Jour 1 : Les oisons font leurs premiers pas quelques mètres au-dessus de l’eau, sur la partie centrale du canal.
Jour 2 : La grande famille a déménagé, préférant la terre ferme de l’autre côté des écluses.

Au total, le canal qui vit passer 284.000 bateaux entre 1777 et 1884 disposait de six écluses dont seules quelques unes existent encore. Celle de Krummwisch et de Bovenau sont particulièrement bien restaurées. Cependant, comme le canal se réduit aujourd’hui à quelques tronçons de deux ou quatre kilomètres — des bras morts pour ainsi dire —, elles ne sont plus en activité.

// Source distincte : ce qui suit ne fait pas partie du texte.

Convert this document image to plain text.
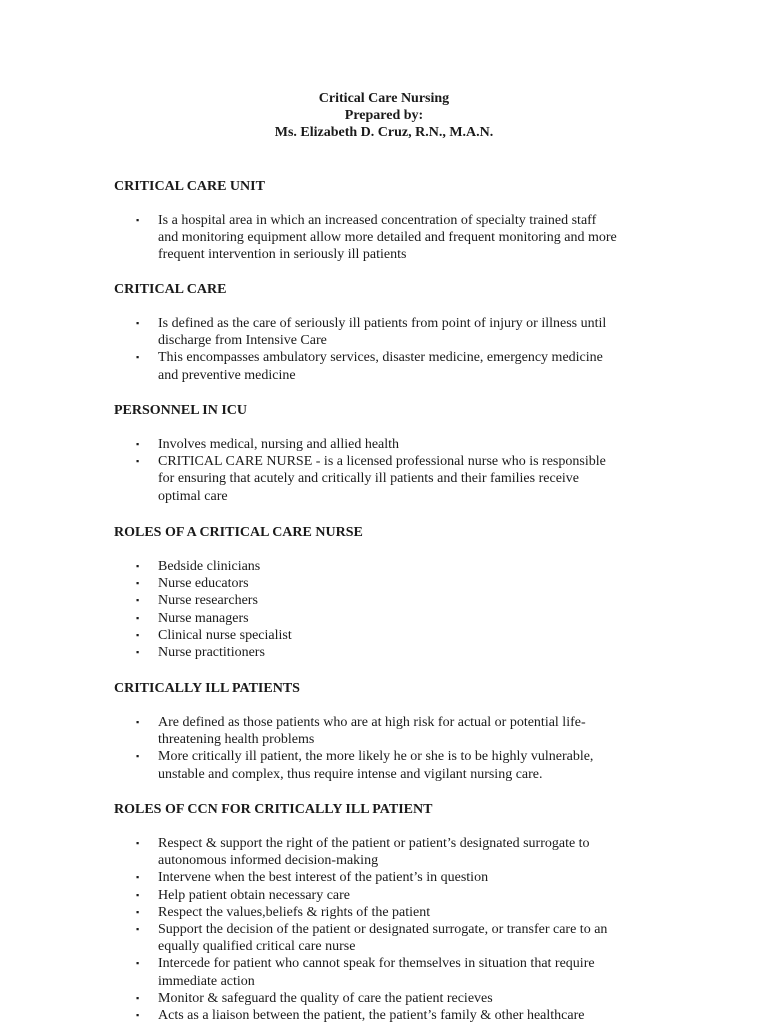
Critical Care Nursing
Prepared by:
Ms. Elizabeth D. Cruz, R.N., M.A.N.
CRITICAL CARE UNIT
▪ Is a hospital area in which an increased concentration of specialty trained staff
and monitoring equipment allow more detailed and frequent monitoring and more
frequent intervention in seriously ill patients
CRITICAL CARE
▪ Is defined as the care of seriously ill patients from point of injury or illness until
discharge from Intensive Care
▪ This encompasses ambulatory services, disaster medicine, emergency medicine
and preventive medicine
PERSONNEL IN ICU
▪ Involves medical, nursing and allied health
▪ CRITICAL CARE NURSE - is a licensed professional nurse who is responsible
for ensuring that acutely and critically ill patients and their families receive
optimal care
ROLES OF A CRITICAL CARE NURSE
▪ Bedside clinicians
▪ Nurse educators
▪ Nurse researchers
▪ Nurse managers
▪ Clinical nurse specialist
▪ Nurse practitioners
CRITICALLY ILL PATIENTS
▪ Are defined as those patients who are at high risk for actual or potential life-
threatening health problems
▪ More critically ill patient, the more likely he or she is to be highly vulnerable,
unstable and complex, thus require intense and vigilant nursing care.
ROLES OF CCN FOR CRITICALLY ILL PATIENT
▪ Respect & support the right of the patient or patient’s designated surrogate to
autonomous informed decision-making
▪ Intervene when the best interest of the patient’s in question
▪ Help patient obtain necessary care
▪ Respect the values,beliefs & rights of the patient
▪ Support the decision of the patient or designated surrogate, or transfer care to an
equally qualified critical care nurse
▪ Intercede for patient who cannot speak for themselves in situation that require
immediate action
▪ Monitor & safeguard the quality of care the patient recieves
▪ Acts as a liaison between the patient, the patient’s family & other healthcare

Tout au plus, elles servent de pont entre les deux rives. A Altenholz, les parois des sas ont été rénovées dans les années 1990. Par contre, elle n’a plus de portes. Seules les constructions en pierre émergent de l’eau.



Néanmoins, lorsqu’on sait que Jules Verne et son frère y passèrent avec leur navire en 1881, la Rathmannsdorfer Schleuse gagne en valeur. A l’époque, les voiliers mettaient de trois à quatre jours pour traverser le Schleswig-Holstein. Au nord, la berge servait de chemin de halage et c’étaient des chevaux qui tiraient les bateaux. Au sud, le sentier était plus étroit et réservé aux hommes. Plus tard, lorsque les navires furent équipés de moteurs à vapeur, la traversée se réduisit à une quinzaine d’heures. En général, il fallait compter entre 15 et 30 minutes pour passer les écluses.

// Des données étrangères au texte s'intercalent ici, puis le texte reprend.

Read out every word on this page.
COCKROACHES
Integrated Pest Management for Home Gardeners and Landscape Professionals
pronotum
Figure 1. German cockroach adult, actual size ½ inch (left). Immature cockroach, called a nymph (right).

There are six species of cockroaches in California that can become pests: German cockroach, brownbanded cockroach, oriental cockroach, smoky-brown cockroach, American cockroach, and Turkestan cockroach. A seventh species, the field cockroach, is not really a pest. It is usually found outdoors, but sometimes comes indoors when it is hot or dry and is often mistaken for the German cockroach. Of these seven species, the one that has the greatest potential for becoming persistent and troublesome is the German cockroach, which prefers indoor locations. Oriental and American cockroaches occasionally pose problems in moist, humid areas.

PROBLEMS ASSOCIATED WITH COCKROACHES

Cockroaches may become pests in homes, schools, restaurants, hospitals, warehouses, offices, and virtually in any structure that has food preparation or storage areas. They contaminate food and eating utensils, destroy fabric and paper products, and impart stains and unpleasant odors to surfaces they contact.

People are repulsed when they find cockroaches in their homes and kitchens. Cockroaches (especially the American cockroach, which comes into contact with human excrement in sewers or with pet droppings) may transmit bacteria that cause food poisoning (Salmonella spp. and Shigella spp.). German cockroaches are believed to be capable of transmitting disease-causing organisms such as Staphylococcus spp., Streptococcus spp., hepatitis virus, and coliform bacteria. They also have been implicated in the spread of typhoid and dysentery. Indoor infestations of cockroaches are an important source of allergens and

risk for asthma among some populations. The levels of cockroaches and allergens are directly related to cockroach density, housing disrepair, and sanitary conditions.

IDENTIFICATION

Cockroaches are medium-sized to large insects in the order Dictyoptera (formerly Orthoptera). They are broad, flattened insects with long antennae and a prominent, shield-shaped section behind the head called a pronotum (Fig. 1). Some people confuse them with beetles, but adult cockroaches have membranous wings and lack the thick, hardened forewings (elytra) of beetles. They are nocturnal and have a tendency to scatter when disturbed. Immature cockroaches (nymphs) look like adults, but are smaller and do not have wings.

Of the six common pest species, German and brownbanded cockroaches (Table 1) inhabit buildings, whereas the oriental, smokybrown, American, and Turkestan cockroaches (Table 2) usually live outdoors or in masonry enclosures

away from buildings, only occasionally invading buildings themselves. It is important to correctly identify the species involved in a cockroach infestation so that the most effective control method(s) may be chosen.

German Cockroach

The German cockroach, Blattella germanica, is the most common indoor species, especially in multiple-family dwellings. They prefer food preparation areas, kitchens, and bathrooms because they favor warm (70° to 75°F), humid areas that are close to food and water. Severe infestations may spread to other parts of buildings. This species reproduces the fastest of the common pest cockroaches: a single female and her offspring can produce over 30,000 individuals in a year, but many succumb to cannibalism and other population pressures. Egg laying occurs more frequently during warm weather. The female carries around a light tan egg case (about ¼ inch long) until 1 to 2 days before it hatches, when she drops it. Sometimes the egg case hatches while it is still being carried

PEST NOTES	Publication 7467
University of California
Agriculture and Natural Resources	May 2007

C’est à peu près ici que se trouvait le chemin de halage. Les arbres ont envahi les bords du canal et l’eau est plutôt stagnante.

Aujourd’hui, il ne reste que deux kilomètres de canal entre l’écluse de Rathmannsdorf et Gut Projensdorf — mais ce sentier est toujours aussi romantique et luxuriant. A faire dès que la nature se réveille.

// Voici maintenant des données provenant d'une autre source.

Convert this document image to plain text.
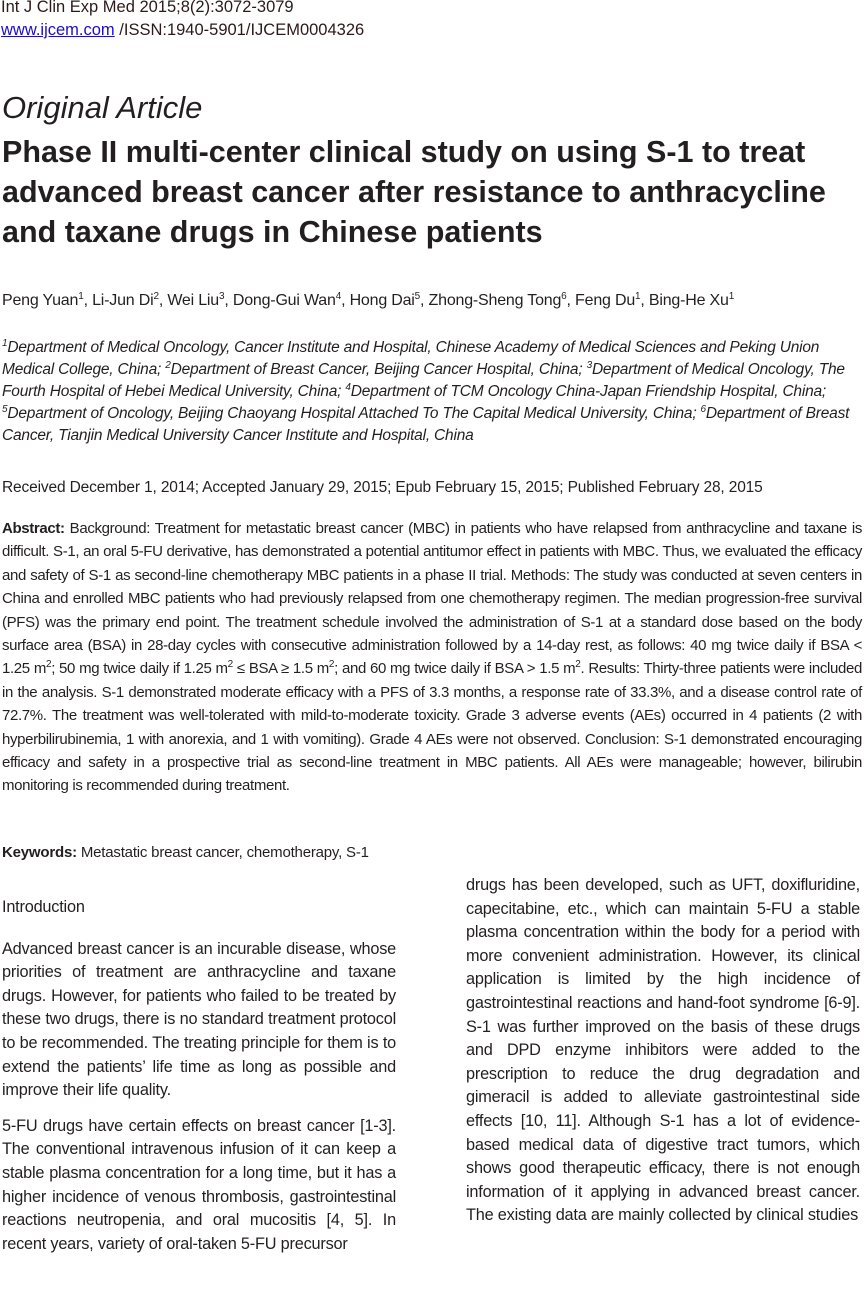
Int J Clin Exp Med 2015;8(2):3072-3079
www.ijcem.com /ISSN:1940-5901/IJCEM0004326
Original Article
Phase II multi-center clinical study on using S-1 to treat advanced breast cancer after resistance to anthracycline and taxane drugs in Chinese patients
Peng Yuan$^1$, Li-Jun Di$^2$, Wei Liu$^3$, Dong-Gui Wan$^4$, Hong Dai$^5$, Zhong-Sheng Tong$^6$, Feng Du$^1$, Bing-He Xu$^1$
$^1$Department of Medical Oncology, Cancer Institute and Hospital, Chinese Academy of Medical Sciences and Peking Union Medical College, China; $^2$Department of Breast Cancer, Beijing Cancer Hospital, China; $^3$Department of Medical Oncology, The Fourth Hospital of Hebei Medical University, China; $^4$Department of TCM Oncology China-Japan Friendship Hospital, China; $^5$Department of Oncology, Beijing Chaoyang Hospital Attached To The Capital Medical University, China; $^6$Department of Breast Cancer, Tianjin Medical University Cancer Institute and Hospital, China
Received December 1, 2014; Accepted January 29, 2015; Epub February 15, 2015; Published February 28, 2015
Abstract: Background: Treatment for metastatic breast cancer (MBC) in patients who have relapsed from anthracycline and taxane is difficult. S-1, an oral 5-FU derivative, has demonstrated a potential antitumor effect in patients with MBC. Thus, we evaluated the efficacy and safety of S-1 as second-line chemotherapy MBC patients in a phase II trial. Methods: The study was conducted at seven centers in China and enrolled MBC patients who had previously relapsed from one chemotherapy regimen. The median progression-free survival (PFS) was the primary end point. The treatment schedule involved the administration of S-1 at a standard dose based on the body surface area (BSA) in 28-day cycles with consecutive administration followed by a 14-day rest, as follows: 40 mg twice daily if BSA < 1.25 $m^2$; 50 mg twice daily if 1.25 $m^2$ ≤ BSA ≥ 1.5 $m^2$; and 60 mg twice daily if BSA > 1.5 $m^2$. Results: Thirty-three patients were included in the analysis. S-1 demonstrated moderate efficacy with a PFS of 3.3 months, a response rate of 33.3%, and a disease control rate of 72.7%. The treatment was well-tolerated with mild-to-moderate toxicity. Grade 3 adverse events (AEs) occurred in 4 patients (2 with hyperbilirubinemia, 1 with anorexia, and 1 with vomiting). Grade 4 AEs were not observed. Conclusion: S-1 demonstrated encouraging efficacy and safety in a prospective trial as second-line treatment in MBC patients. All AEs were manageable; however, bilirubin monitoring is recommended during treatment.
Keywords: Metastatic breast cancer, chemotherapy, S-1
Introduction

Advanced breast cancer is an incurable disease, whose priorities of treatment are anthracycline and taxane drugs. However, for patients who failed to be treated by these two drugs, there is no standard treatment protocol to be recommended. The treating principle for them is to extend the patients’ life time as long as possible and improve their life quality.

5-FU drugs have certain effects on breast cancer [1-3]. The conventional intravenous infusion of it can keep a stable plasma concentration for a long time, but it has a higher incidence of venous thrombosis, gastrointestinal reactions neutropenia, and oral mucositis [4, 5]. In recent years, variety of oral-taken 5-FU precursor

drugs has been developed, such as UFT, doxifluridine, capecitabine, etc., which can maintain 5-FU a stable plasma concentration within the body for a period with more convenient administration. However, its clinical application is limited by the high incidence of gastrointestinal reactions and hand-foot syndrome [6-9]. S-1 was further improved on the basis of these drugs and DPD enzyme inhibitors were added to the prescription to reduce the drug degradation and gimeracil is added to alleviate gastrointestinal side effects [10, 11]. Although S-1 has a lot of evidence-based medical data of digestive tract tumors, which shows good therapeutic efficacy, there is not enough information of it applying in advanced breast cancer. The existing data are mainly collected by clinical studies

Et qui veut savoir à quel point cette jungle débordante de verdure charma les frères Verne, peut évidemment lire mon article … ou bien feuilleter le récit de voyage de Paul Verne qui se montra tout feu tout flamme devant le spectacle d’une nature si généreuse.


L’ancien canal au début du printemps.

Le canal de Kiel

Certains d’entre vous s’intéressent aussi au canal actuel ? Alors, suivez le cours de la Levensau qui coule entre les deux domaines et rejoignez le canal. Et si ça vous tente, allez vers l’est, jusqu’à la navette gratuite qui vous fera passer de l’autre côté, vers la plateforme. De Gut Knoop, vous n’êtes pas loin du port de Holtenau non plus. Aussi, après avoir profité de la campagne et du vieux canal, pourquoi ne pas faire en plus le circuit classique ? Une combinaison vraiment top !



Évidemment, il est tout à fait possible de faire ce circuit dans le sens inverse et même de commencer par l’ancienne écluse qui a un parking.